Od pewnego czasu walczę o swoją sylwetkę. W zeszłym roku udało mi się schudnąć 18 kg, z czego skuteczne było tylko 10kg - czyli z początkowych 91 kg zostało 73 kg. Niestety w późniejszym czasie przytyłam i trwale zostało z tego 81 kg. Teraz chcę się skupić na powtórzeniu tamtej diety i bardziej konsekwentnym jej przestrzeganiu. Zawsze tyję na zimę, jednak teraz czas to zmienić i w końcu schudnąć zimą :)
No i stanęłam dziś na wagę :) a tam 77.9 kg! :) Super wynik i nadal codziennie w dół. I nikt mi nie powie, że tracę tylko wodę, bo codziennie piję 2,5 litra (lub więcej) płynów: wody i herbat.

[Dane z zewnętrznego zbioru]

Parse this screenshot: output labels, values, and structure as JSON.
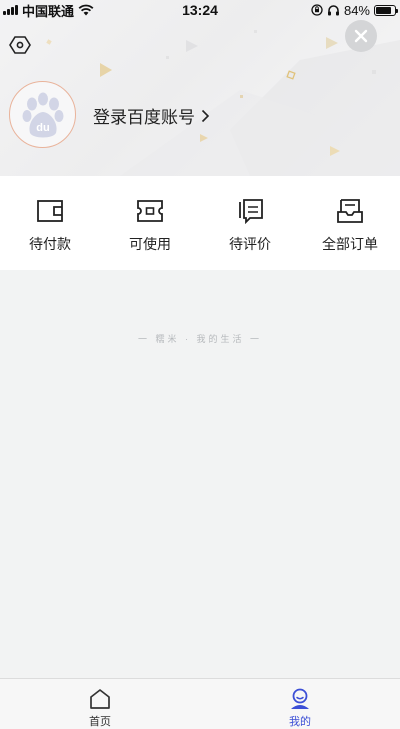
{
  "status_bar": {
    "carrier": "中国联通",
    "time": "13:24",
    "battery_percent": "84%",
    "battery_level": 0.84
  },
  "header": {
    "login_text": "登录百度账号",
    "avatar_logo_text": "du"
  },
  "orders": [
    {
      "label": "待付款",
      "icon": "wallet-icon"
    },
    {
      "label": "可使用",
      "icon": "ticket-icon"
    },
    {
      "label": "待评价",
      "icon": "comment-icon"
    },
    {
      "label": "全部订单",
      "icon": "order-list-icon"
    }
  ],
  "tagline": "一 糯米 · 我的生活 一",
  "tab_bar": {
    "items": [
      {
        "label": "首页",
        "icon": "home-icon",
        "active": false
      },
      {
        "label": "我的",
        "icon": "profile-icon",
        "active": true
      }
    ]
  },
  "colors": {
    "accent": "#3c4fd6",
    "avatar_border": "#e9b39b",
    "baidu_paw": "#d2d5e6"
  }
}
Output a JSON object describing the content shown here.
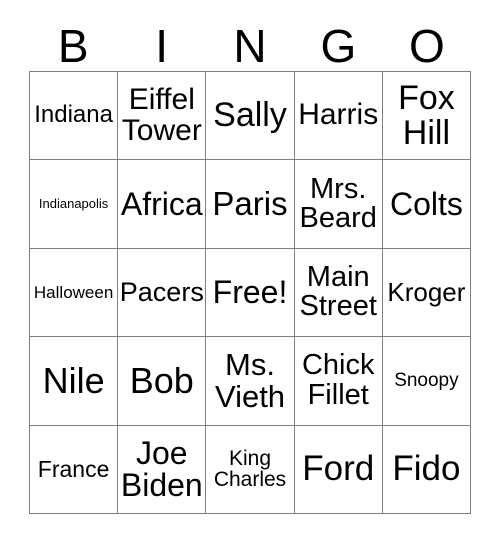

Od początku diety czyli od 26.12.2010r. to już -3.3 kilo. Moje ciuchy po cichutku kibicują mi w szafie :P
Kupiłam dziś używane łyżwy za kompletny bezcen - za 20zł. Wyczyściłam je i udałam się na lodowisko. W moim mieście jest ich kilka, ale ja wybrałam to najbliższe domu - kryte i z muzyką. Mięśnie bolały jak diabli przez pierwsze 20 minut, ale potem było coraz lepiej. Podobno godzina jazdy na łyżwach to około 500 spalonych kalorii :) Ja jeździłam około godziny i czuję się teraz świetnie. Zrobiłam też oczywiście codzienną sesję na steperze - 300 kalorii pękło jak mydlana banieczka :) Nie mogę się już doczekać jutrzejszego ważenia - ciekawe jakie będą tego skutki :)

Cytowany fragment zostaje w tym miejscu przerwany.